The EU has warned the incoming British prime minister, likely to be Liz Truss, that any unilateral action to scrap part of the Brexit deal is legally and politically of “great concern” across the continent.
The warning by the European Commission vice-president, Maroš Šefčovič, comes just days before the new prime minister is expected to confirm they will press ahead with new laws to dismantle the arrangements for Northern Ireland.
Truss and Sunak have both committed to carrying through with the Northern Ireland protocol bill in their leadership campaigns, despite the threat of a retaliatory trade war with the EU.
“The unilateral action is naturally of great concern,” Šefčovič told an audience that included invited ministers from the British and Irish governments.
“It is not for the UK government alone to change our bilateral agreement and modify the conditions under which goods can enter the EU’s single market and reach our consumers.”
He added: “This is simply legally and politically inconceivable. The clear breach of international law is extremely damaging to mutual trust and respect between the EU and the UK.”
The Northern Ireland secretary, Shailesh Vara, indicated on Friday that there would be no pulling back.
He told the British Irish Association in Oxford, where Šefčovič was speaking, that the UK was “determined” to find a solution through “negotiation and agreement” but “with legislation if we cannot”.
The laws would act as “an insurance policy so that we can ensure we have a way of resolving the issues with the protocol”, he said. “Like all insurance policies, they are better if they’re not invoked, but we must bring about a resolution.”
Šefčovič said the two agreements the UK has with the EU were founded on “trust” and depended on “legally binding commitments being respected”.
“There are no two ways about this,” he said, adding that a unilateral move would send a signal to the rest of the world that the UK leadership is not interested in cooperation with the EU at a precarious time of war and a cost of living crisis.
He also put forward a counter-narrative to Truss, who claimed earlier this year that the UK had no option but to take unilateral action because talks over 18 months had come to nothing.

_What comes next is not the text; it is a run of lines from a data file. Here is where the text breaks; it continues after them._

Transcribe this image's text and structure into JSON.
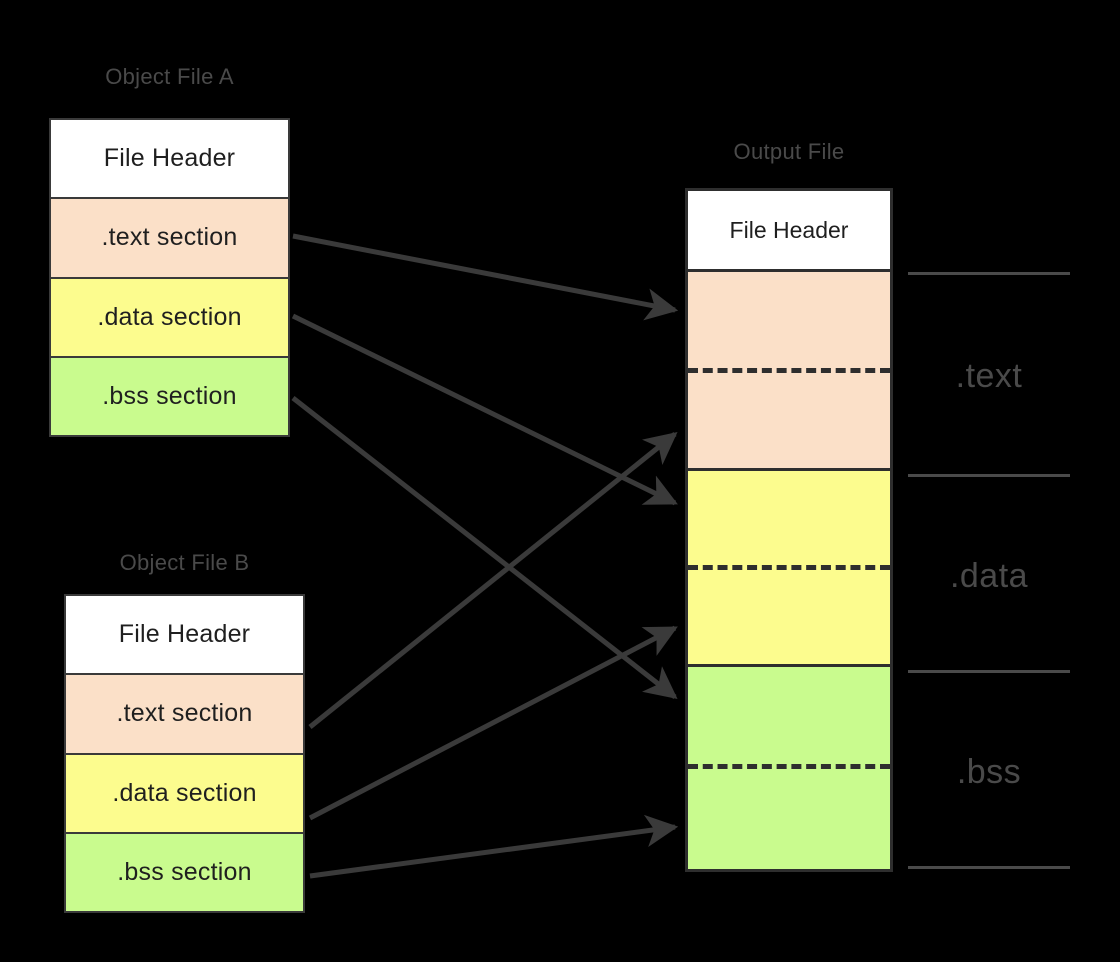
{
  "diagram": {
    "title_object_a": "Object File A",
    "title_object_b": "Object File B",
    "title_output": "Output File",
    "background_color": "#000000",
    "colors": {
      "text_section": "#fbe0c8",
      "data_section": "#fcfc8e",
      "bss_section": "#c9fb8e",
      "header_section": "#ffffff",
      "border": "#3a3a3a",
      "label_gray": "#4a4a4a",
      "body_text": "#1f1f1f"
    }
  },
  "object_file_a": {
    "label": "Object File A",
    "rows": [
      {
        "label": "File Header",
        "fill": "header"
      },
      {
        "label": ".text section",
        "fill": "text"
      },
      {
        "label": ".data section",
        "fill": "data"
      },
      {
        "label": ".bss section",
        "fill": "bss"
      }
    ]
  },
  "object_file_b": {
    "label": "Object File B",
    "rows": [
      {
        "label": "File Header",
        "fill": "header"
      },
      {
        "label": ".text section",
        "fill": "text"
      },
      {
        "label": ".data section",
        "fill": "data"
      },
      {
        "label": ".bss section",
        "fill": "bss"
      }
    ]
  },
  "output_file": {
    "label": "Output File",
    "header_label": "File Header",
    "segments": [
      {
        "name": ".text",
        "fill": "text",
        "split": true
      },
      {
        "name": ".data",
        "fill": "data",
        "split": true
      },
      {
        "name": ".bss",
        "fill": "bss",
        "split": true
      }
    ],
    "side_labels": [
      ".text",
      ".data",
      ".bss"
    ]
  },
  "arrows": [
    {
      "from": "object_file_a .text section",
      "to": "output .text upper"
    },
    {
      "from": "object_file_a .data section",
      "to": "output .data upper"
    },
    {
      "from": "object_file_a .bss section",
      "to": "output .bss upper"
    },
    {
      "from": "object_file_b .text section",
      "to": "output .text lower"
    },
    {
      "from": "object_file_b .data section",
      "to": "output .data lower"
    },
    {
      "from": "object_file_b .bss section",
      "to": "output .bss lower"
    }
  ]
}
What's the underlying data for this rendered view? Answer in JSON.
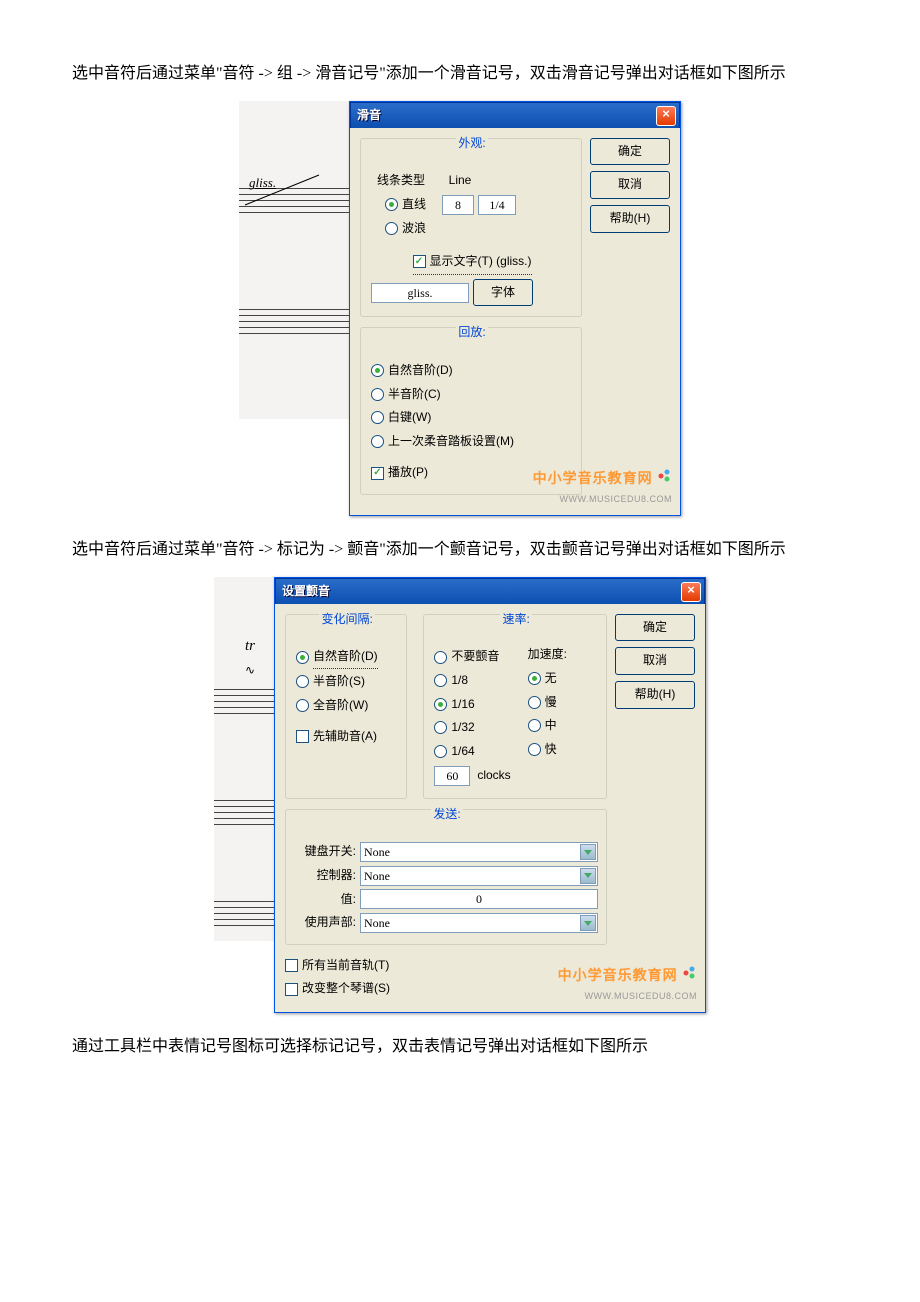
{
  "para1": "选中音符后通过菜单\"音符 -> 组 -> 滑音记号\"添加一个滑音记号，双击滑音记号弹出对话框如下图所示",
  "para2": "选中音符后通过菜单\"音符 -> 标记为 -> 颤音\"添加一个颤音记号，双击颤音记号弹出对话框如下图所示",
  "para3": "通过工具栏中表情记号图标可选择标记记号，双击表情记号弹出对话框如下图所示",
  "gliss_label": "gliss.",
  "dialog1": {
    "title": "滑音",
    "close": "×",
    "group_appearance": "外观:",
    "line_type_label": "线条类型",
    "line_header": "Line",
    "radio_straight": "直线",
    "radio_wave": "波浪",
    "val_a": "8",
    "val_b": "1/4",
    "cb_showtext": "显示文字(T) (gliss.)",
    "text_input": "gliss.",
    "btn_font": "字体",
    "group_playback": "回放:",
    "radio_natural": "自然音阶(D)",
    "radio_chromatic": "半音阶(C)",
    "radio_white": "白键(W)",
    "radio_soft": "上一次柔音踏板设置(M)",
    "cb_play": "播放(P)",
    "btn_ok": "确定",
    "btn_cancel": "取消",
    "btn_help": "帮助(H)"
  },
  "dialog2": {
    "title": "设置颤音",
    "close": "×",
    "group_interval": "变化间隔:",
    "radio_natural": "自然音阶(D)",
    "radio_half": "半音阶(S)",
    "radio_whole": "全音阶(W)",
    "cb_aux": "先辅助音(A)",
    "group_rate": "速率:",
    "radio_none": "不要颤音",
    "radio_1_8": "1/8",
    "radio_1_16": "1/16",
    "radio_1_32": "1/32",
    "radio_1_64": "1/64",
    "clocks_val": "60",
    "clocks_label": "clocks",
    "accel_label": "加速度:",
    "radio_a_none": "无",
    "radio_a_slow": "慢",
    "radio_a_mid": "中",
    "radio_a_fast": "快",
    "group_send": "发送:",
    "lbl_kbswitch": "键盘开关:",
    "lbl_controller": "控制器:",
    "lbl_value": "值:",
    "lbl_voice": "使用声部:",
    "val_none": "None",
    "val_zero": "0",
    "cb_alltracks": "所有当前音轨(T)",
    "cb_wholescore": "改变整个琴谱(S)",
    "btn_ok": "确定",
    "btn_cancel": "取消",
    "btn_help": "帮助(H)"
  },
  "tr_symbol": "tr",
  "watermark": {
    "cn1": "中",
    "cn2": "小",
    "cn3": "学音乐教育网",
    "en": "WWW.MUSICEDU8.COM"
  }
}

Šefčovič said the UK had failed to engage with proposals the EU made in October or the prospect of further compromises beyond those plans. “In short they were dismissed without consideration. The UK has not even engaged in any meaningful discussions with us since February,” he said.
“They are not a ‘take it or leave it’ offer,” he added, but the proposals “have however never been seriously picked up by my counterparts.”.
Šefčovič said the talks had been paused in February after Russia’s invasion of Ukraine and, instead of resuming, the UK took unilateral action. And he reminded the audience that some of what Brussels proposed addresses the UK concerns but they have not been discussed seriously.
These include the “express lane” or “green lane” in Truss’s demands, for goods destined for the Republic of Ireland, and an 80% reduction in checks on farm produce and plants and a 50% reduction in customs checks.
He said the EU had been calling on the UK government to engage with Brussels on the issues in Northern Ireland for “over a year” and that request still stands for the new prime minister.
The protocol, which required checks on goods going from Great Britain to Northern Ireland, was designed to avoid a border on the island of Ireland as a quick way of Boris Johnson delivering Brexit.
But it is deeply opposed by Conservative Eurosceptics and the unionist community, and has led to a paralysis in power-sharing at the Stormont assembly.
The recently deceased David Trimble had said the protocol “rips the heart” out of the Good Friday agreement.